Objective: Lipidomic changes were causally linked to metabolic diseases, but the scenario for colorectal cancer (CRC) is less clear. We investigated the CRC lipidome for putative tumor-specific alterations through analysis of 3 independent retrospective patient cohorts from 2 clinical centers, to derive a clinically useful signature.
Design: Quantitative comprehensive lipidomic analysis was performed using direct infusion electrospray ionization coupled with tandem mass spectrometry (ESI-MS/MS) and high-resolution mass spectrometry (HR-MS) on matched nondiseased mucosa and tumor tissue in a discovery cohort (n = 106). Results were validated in 2 independent cohorts (n = 28, and n = 20), associated with genomic and clinical data, and lipidomic data from a genetic mouse tumor model (Apc1638N).

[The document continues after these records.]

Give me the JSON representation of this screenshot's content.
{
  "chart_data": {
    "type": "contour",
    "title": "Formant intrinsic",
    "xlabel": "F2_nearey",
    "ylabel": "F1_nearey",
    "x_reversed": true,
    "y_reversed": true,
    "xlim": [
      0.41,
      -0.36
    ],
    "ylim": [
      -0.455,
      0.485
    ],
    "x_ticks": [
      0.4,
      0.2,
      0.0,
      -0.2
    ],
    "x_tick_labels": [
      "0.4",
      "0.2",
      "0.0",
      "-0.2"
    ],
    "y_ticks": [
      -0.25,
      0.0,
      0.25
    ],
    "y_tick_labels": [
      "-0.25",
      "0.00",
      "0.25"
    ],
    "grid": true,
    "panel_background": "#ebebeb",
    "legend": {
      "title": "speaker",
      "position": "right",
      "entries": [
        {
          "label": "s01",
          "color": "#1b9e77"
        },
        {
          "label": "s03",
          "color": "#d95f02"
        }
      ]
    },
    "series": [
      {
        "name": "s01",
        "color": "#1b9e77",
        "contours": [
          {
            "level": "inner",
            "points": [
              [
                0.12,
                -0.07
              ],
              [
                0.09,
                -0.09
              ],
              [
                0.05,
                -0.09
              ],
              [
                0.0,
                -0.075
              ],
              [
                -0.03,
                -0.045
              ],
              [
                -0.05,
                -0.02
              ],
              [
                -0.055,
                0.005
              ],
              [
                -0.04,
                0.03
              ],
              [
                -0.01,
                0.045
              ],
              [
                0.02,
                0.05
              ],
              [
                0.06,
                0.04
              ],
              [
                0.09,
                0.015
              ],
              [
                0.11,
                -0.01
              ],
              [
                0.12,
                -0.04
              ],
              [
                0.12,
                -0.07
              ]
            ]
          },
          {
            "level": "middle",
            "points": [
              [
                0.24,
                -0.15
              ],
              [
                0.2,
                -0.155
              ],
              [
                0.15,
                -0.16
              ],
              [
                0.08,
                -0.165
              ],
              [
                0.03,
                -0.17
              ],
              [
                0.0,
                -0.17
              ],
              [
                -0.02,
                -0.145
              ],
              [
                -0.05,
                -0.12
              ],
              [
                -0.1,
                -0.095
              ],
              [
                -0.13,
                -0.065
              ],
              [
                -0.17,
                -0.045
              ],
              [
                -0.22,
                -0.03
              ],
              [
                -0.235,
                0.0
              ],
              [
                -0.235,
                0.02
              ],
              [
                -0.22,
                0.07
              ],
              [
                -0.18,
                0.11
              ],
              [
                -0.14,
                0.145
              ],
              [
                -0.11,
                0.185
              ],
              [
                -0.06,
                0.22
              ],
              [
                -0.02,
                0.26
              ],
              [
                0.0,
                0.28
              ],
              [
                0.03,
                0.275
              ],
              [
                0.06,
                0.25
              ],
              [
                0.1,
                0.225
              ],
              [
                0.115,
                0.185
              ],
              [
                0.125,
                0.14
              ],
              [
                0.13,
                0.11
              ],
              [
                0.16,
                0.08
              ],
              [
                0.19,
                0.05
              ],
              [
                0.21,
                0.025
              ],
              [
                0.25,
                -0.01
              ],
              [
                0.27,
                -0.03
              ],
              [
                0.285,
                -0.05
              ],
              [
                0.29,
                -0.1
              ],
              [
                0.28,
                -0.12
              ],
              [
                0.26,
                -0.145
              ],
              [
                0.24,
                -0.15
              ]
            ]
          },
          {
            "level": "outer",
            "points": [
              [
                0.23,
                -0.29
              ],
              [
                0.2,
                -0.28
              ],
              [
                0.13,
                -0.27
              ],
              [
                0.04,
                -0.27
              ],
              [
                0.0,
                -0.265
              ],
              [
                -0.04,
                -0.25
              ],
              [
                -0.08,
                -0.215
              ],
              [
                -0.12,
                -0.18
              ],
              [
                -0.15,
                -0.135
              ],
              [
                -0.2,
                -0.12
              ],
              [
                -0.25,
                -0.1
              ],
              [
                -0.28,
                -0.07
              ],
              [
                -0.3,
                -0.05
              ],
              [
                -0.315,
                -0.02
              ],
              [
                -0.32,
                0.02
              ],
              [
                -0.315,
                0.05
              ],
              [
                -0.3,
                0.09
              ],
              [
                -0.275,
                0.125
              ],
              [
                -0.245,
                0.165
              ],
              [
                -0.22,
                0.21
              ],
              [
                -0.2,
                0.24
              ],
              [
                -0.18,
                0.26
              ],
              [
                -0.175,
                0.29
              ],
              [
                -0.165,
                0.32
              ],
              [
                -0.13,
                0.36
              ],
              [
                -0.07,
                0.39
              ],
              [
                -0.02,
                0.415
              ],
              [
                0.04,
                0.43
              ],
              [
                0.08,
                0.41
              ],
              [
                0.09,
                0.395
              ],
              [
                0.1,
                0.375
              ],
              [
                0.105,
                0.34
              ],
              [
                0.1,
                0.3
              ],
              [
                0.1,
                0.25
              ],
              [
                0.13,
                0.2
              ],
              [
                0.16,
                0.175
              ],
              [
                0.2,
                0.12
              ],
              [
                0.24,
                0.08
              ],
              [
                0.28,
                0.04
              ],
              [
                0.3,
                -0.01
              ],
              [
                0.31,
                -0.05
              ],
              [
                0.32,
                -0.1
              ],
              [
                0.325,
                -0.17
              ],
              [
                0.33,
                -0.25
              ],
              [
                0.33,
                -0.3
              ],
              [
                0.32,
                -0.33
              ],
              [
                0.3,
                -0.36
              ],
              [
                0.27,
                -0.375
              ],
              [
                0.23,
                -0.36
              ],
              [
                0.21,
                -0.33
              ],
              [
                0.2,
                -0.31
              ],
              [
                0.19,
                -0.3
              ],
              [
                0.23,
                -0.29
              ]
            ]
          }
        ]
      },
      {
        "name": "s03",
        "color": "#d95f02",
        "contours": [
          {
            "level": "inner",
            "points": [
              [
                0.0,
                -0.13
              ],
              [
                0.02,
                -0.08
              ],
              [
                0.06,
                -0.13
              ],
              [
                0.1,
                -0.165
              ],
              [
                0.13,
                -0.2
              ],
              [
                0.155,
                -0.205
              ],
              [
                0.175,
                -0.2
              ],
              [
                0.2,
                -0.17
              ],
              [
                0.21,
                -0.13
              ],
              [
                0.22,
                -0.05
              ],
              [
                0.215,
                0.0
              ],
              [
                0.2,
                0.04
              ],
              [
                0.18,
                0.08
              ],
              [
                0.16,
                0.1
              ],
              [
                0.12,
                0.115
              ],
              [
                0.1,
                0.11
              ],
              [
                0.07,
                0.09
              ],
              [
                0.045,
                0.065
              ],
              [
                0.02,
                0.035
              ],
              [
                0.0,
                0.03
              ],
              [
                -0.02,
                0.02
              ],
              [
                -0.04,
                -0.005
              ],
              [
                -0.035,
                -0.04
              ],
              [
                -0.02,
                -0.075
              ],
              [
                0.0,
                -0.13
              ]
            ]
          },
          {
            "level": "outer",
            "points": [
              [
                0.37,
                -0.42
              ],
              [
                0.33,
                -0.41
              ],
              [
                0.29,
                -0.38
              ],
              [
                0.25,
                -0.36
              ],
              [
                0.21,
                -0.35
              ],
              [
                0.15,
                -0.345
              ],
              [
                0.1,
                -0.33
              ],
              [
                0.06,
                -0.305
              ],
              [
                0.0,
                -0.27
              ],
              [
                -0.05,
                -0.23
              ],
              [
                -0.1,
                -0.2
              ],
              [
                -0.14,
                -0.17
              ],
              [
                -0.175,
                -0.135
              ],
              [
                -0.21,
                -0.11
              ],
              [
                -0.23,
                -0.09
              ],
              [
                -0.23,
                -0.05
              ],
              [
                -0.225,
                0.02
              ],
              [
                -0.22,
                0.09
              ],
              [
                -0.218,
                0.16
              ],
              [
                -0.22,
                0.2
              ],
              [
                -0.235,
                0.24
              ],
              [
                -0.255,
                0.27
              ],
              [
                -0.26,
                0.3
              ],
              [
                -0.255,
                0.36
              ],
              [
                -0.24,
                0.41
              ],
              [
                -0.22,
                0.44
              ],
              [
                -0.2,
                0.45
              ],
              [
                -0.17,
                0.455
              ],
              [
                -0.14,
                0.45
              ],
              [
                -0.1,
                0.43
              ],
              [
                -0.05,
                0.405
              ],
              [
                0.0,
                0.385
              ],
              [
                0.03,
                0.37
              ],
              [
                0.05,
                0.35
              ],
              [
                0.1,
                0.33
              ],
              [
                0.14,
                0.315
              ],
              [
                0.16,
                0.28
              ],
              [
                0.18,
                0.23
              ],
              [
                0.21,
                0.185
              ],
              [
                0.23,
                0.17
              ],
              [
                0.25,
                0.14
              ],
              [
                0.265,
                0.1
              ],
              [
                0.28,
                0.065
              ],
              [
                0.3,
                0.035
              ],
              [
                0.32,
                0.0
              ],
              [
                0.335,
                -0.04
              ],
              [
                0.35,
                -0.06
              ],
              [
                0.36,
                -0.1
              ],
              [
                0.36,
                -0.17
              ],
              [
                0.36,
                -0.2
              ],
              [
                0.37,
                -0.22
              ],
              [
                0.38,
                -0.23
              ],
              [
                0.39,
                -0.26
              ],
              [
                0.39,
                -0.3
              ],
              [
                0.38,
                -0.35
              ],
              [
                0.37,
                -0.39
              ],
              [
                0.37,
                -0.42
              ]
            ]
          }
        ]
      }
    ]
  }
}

Results: Significant differences were found between tumor and normal tissue for glycero-, glycerophospho-, and sphingolipids in the discovery cohort. Comparison to the validation collectives unveiled that glycerophospholipids showed high interpatient variation and were strongly affected by preanalytical conditions, whereas glycero- and sphingolipids appeared more robust. Signatures of sphingomyelin and triacylglycerol (TG) species significantly differentiated cancerous from nondiseased tissue in both validation studies. Moreover, lipogenic enzymes were significantly up-regulated in CRC, and FASN gene expression was prognostically detrimental. The TG profile was significantly associated with postoperative disease-free survival and lymphovascular invasion, and was essentially conserved in murine digestive cancer, but not associated with microsatellite status, KRAS or BRAF mutations, or T-cell infiltration.
Conclusion: Analysis of the CRC lipidome revealed a robust TG-species signature with prognostic potential. A better understanding of the cancer-associated glycerolipid and sphingolipid metabolism may lead to novel therapeutic strategies.
Keywords: Biomarker; Mass Spectrometry; Signature; Sphingomyelin; Triacylglycerol.